As shown in the attached figure 5, when the Pseudomonas JM10A2a has C/N of more than or equal to 8, the Grignard reagent is colorless, that is, the strain completely removes 5mg/L nitrite nitrogen. The result shows that the pseudomonas 10A2a can still effectively remove nitrite nitrogen under the condition of low C/N, and further shows that the strain has great application potential in the actual wastewater denitrification.

Sequence listing

<110> Guangdong province institute for microbiology (Guangdong province center for microbiological analysis and detection)
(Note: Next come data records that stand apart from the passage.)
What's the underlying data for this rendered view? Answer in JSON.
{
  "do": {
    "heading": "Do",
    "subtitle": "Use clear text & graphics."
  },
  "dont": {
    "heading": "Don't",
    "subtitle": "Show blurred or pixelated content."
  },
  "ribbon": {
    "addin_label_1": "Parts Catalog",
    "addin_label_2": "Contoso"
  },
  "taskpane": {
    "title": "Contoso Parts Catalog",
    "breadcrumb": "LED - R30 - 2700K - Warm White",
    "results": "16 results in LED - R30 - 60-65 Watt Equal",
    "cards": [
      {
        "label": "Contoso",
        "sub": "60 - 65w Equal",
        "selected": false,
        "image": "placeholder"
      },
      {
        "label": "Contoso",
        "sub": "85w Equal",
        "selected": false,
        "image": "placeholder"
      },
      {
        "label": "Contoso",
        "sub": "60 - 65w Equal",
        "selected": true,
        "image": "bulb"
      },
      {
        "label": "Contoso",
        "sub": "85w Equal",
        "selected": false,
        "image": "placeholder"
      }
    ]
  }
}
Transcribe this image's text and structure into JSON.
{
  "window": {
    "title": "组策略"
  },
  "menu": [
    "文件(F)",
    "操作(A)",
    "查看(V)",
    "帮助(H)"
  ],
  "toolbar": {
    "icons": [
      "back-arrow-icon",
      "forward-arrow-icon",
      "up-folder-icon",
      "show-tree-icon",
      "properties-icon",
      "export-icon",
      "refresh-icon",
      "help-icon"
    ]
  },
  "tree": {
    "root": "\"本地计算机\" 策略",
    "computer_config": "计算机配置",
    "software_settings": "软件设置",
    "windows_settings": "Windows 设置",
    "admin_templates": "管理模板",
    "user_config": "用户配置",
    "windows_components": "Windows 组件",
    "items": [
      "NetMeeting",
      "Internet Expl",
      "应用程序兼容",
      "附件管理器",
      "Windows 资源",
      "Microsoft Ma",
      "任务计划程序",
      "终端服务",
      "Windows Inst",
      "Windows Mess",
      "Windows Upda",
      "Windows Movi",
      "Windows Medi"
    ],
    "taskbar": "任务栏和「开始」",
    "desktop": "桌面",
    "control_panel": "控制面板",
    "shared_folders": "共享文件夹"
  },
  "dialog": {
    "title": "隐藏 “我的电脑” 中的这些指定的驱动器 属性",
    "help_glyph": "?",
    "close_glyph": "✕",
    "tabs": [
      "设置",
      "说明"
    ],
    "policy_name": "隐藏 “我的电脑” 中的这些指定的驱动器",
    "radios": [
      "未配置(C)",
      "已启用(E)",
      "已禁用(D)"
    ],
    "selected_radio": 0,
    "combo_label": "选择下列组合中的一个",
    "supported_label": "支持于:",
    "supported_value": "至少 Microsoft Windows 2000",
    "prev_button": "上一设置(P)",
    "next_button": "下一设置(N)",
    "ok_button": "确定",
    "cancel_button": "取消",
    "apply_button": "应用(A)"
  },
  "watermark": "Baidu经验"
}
<120> denitrifying bacterium and application thereof

<160> 1

<170> SIPOSequenceListing 1.0

<210> 1

<211> 1375

<212> DNA

<213> Pseudomonas JM10A2a (Pseudomonas sp. JM10A2a)

<400> 1

agtcgagcgg atgaggggag cttgcttccc gattcagcgg cggacgggtg agtaatgcct 60

aggaatctgc ccgatagtgg gggataacgt tccgaaagga acgctaatac cgcatacgtc 120

ctacgggaga aagcggggga tcttcggacc tcgcgctatc ggatgagcct aggtcggatt 180

agctagttgg tggggtaaag gctcaccaag gcgacgatcc gtagctggtc tgagaggatg 240

atcagccaca ctggaactga gacacggtcc agactcctac gggaggcagc agtggggaat 300

attggacaat gggcgaaagc ctgatccagc catgccgcgt gtgtgaagaa ggtcttcgga 360

ttgtaaagca ctttaagttg ggaggaaggg ctgccggtta ataccctgca gttttgacgt 420

taccaacaga ataagcaccg gctaacttcg tgccagcagc cgcggtaata cgaagggtgc 480

aagcgttaat cggaattact gggcgtaaag cgcgcgtagg tggtttgata agttggatgt 540

gaaagccccg ggctcaacct gggaattgca tccaaaactg tctgactaga gtatggcaga 600

gggtggtgga atttcctgtg tagcggtgaa atgcgtagat ataggaagga acaccagtgg 660

cgaaggcgac cacctgggct aatactgaca ctgaggtgcg aaagcgtggg gagcaaacag 720

gattagatac cctggtagtc cacgccgtaa acgatgtcga ctagccgttg ggatccttga 780

gatcttagtg gcgcagctaa cgcattaagt cgaccgcctg gggagtacgg ccgcaaggtt 840

aaaactcaaa tgaattgacg ggggcccgca caagcggtgg agcatgtggt ttaattcgaa 900

gcaacgcgaa gaaccttacc aggccttgac atgcagagaa ctttccagag atggattggt 960

gccttcggga actctgacac aggtgctgca tggctgtcgt cagctcgtgt cgtgagatgt 1020

tgggttaagt cccgtaacga gcgcaaccct tgtccttagt taccagcacg ttaaggtggg 1080

cactctaagg agactgccgg tgacaaaccg gaggaaggtg gggatgacgt caagtcatca 1140

tggcccttac ggcctgggct acacacgtgc tacaatggtc ggtacaaagg gttgccaagc 1200

cgcgaggtgg agctaatccc ataaaaccga tcgtagtccg gatcgcagtc tgcaactcga 1260

ctgcgtgaag tcggaatcgc tagtaatcgt gaatcagaat gtcacggtga atacgttccc 1320

gggccttgta cacaccgccc gtcacaccat gggagtgggt tgctccagaa gtagc 1375

Claims

1. Pseudomonas sp (Pseudomonas sp.) JM10A2a with the deposit number: GDMCC No. 61214.

2. The use of pseudomonas JM10A2a according to claim 1 for the removal of nitrate and/or ammonium nitrogen from a body of water.

3. The use of pseudomonas JM10A2a as claimed in claim 1 for the removal of nitrite nitrogen from a body of water.

4. The use of claim 3 for the removal of nitrite nitrogen from bodies of water having a low carbon to nitrogen ratio.

5. A viable cell preparation having a denitrification function, characterized by comprising the Pseudomonas JM10A2a according to claim 1 as an active ingredient.